Do you want to spend the rest of the summer in the North Cascades? We will have un-paid internship opportunities opening in July. Housing and stipend provided.

 

Working with Glacier Peak Institute is a unique opportunity to work with outdoor education and recreation in a beautiful mountain community!  Located in the heart of the Cascade Mountains, Glacier Peak Institute (GPI) empowers youth, community and ecosystems to prosper and cultivate a shared resilient future through action-based education. GPI provides STrEaMs (Science, Technology, Engineering & Math experienced through recreation and art to gain skills) based education to rural youth. At GPI you will contribute to the lives of disadvantaged youth and build resilient communities and ecosystems. Past partners include: The Wilderness Society, Washington Department of Fish and Wildlife and Washington State University.

 

We are seeking interns to help rural at-risk youth build resilience and connect with the outdoors through Glacier Peak Institute. These positions are vital to our capacity to serve youth. We work with the interns to design an experience to make the value reciprocated.

  1. Summer Recreation Program Developer Intern
  2. Organization Development Intern

As of now, there is only one paid (at part-time) employee of Glacier Peak Institute. This is possible as GPI is supported by a team of community volunteers.  Every hour working with GPI, is one more hour we can spend introducing youth to the outdoors, developing urban/rural connections and creating a lasting difference. We have brought together a great group of organizations and partners including Seattle University, Washington State University, The Wilderness Society, and Washington State Department of Fish and Wildlife. The volunteers and I have done all of this on a shoe string budget. To continue and improve our programming we need your help.

 

Why Glacier Peak Institute?

We are empowering youth through action based education to build resilient rural communities and ecosystems encompassing the GlacierPeak region. We develop recreation, STEM and conservation programs for schools and youth in at risk communities.

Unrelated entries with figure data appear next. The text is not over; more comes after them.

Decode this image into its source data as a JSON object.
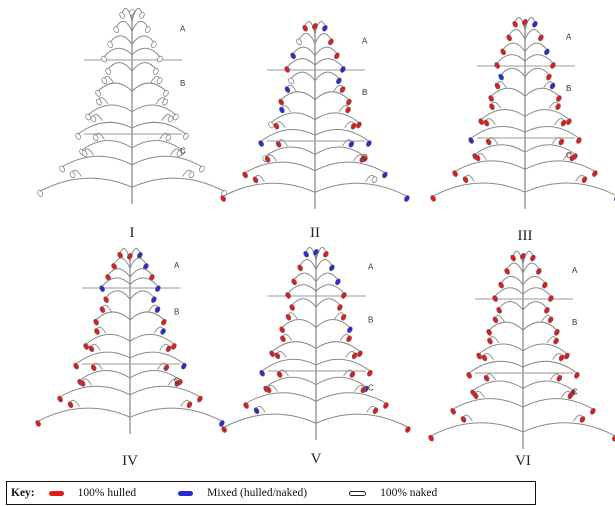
{
  "panels": [
    {
      "numeral": "I"
    },
    {
      "numeral": "II"
    },
    {
      "numeral": "III"
    },
    {
      "numeral": "IV"
    },
    {
      "numeral": "V"
    },
    {
      "numeral": "VI"
    }
  ],
  "sections": [
    "A",
    "B",
    "C"
  ],
  "key": {
    "title": "Key:",
    "items": [
      {
        "label": "100% hulled",
        "color": "#e31a1c"
      },
      {
        "label": "Mixed (hulled/naked)",
        "color": "#2b2bd6"
      },
      {
        "label": "100% naked",
        "color": "#ffffff"
      }
    ]
  },
  "colors": {
    "stem": "#8a8a8a",
    "divider": "#9a9a9a",
    "hulled": "#e31a1c",
    "mixed": "#2b2bd6"
  }
}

After the Oso landslide killed 43 community members, GPI was created to support long term change and recovery for rural communities. Before the slide, we felt our hands were tied as we watched community members suffer from overdoses, drunk driving, murders, suicides, jail sentences, rise in domestic abuse, rise in crime, rise in drug use, decline in jobs and the declining enrollment of our schools. Furthermore, despite being surrounded by forests and mountains, youth were spending less time recreating outdoors following the national trend of a decrease in outdoor activity by 50% since 2001.  There were no programs being offered to get local youth recreating in their own backyard.

 

Social and Environmental Justice:

Darrington is an undeserved and underrepresented community. It has the highest special needs and poverty rates of a school district in Snohomish County. The kids are at high-risk in multiple datasheets for substance abuse, academic failure, crime, suicide, mental health and victims in Child Protective Services referrals. Despite being the most timber dependent community, Darrington receives only $1,400 or 0.2% of the annual $700,000 that Snohomish County received from Secure Rural Schools to help timber depressed communities. Hundreds of thousands go to relatively wealthy urban school districts with the highest paid teachers in the state. Funding for other schools increased as did their enrollment. Darrington’s has decreased as have the programs offered. Since 2008, the communities near the freeway have seen an increase in their economy, while Darrington has seen an increase in poverty and decreasing household incomes.

 

A guiding reason for why we began Glacier Peak Institute was the lack of inclusion of rural youth in environmental education programs. Other programs bring suburban and urban youth to the mountains, but do not include the at-risk youth who live in these mountains. We wanted to offer opportunities to these youth while building connections with other communities who are also undeserved. We see GPI’s programming as an example to be emulated by other rural communities on the west slope of the Cascades who face similar problems. We began GPI to connect youth with place and see possibilities for their future.

 

Often rural and urban are pitted against each other.  Glacier Peak Institute is empowering our youth to connect with and solve the environmental problems of today through bringing the rural and urban communities together to experience the outdoors.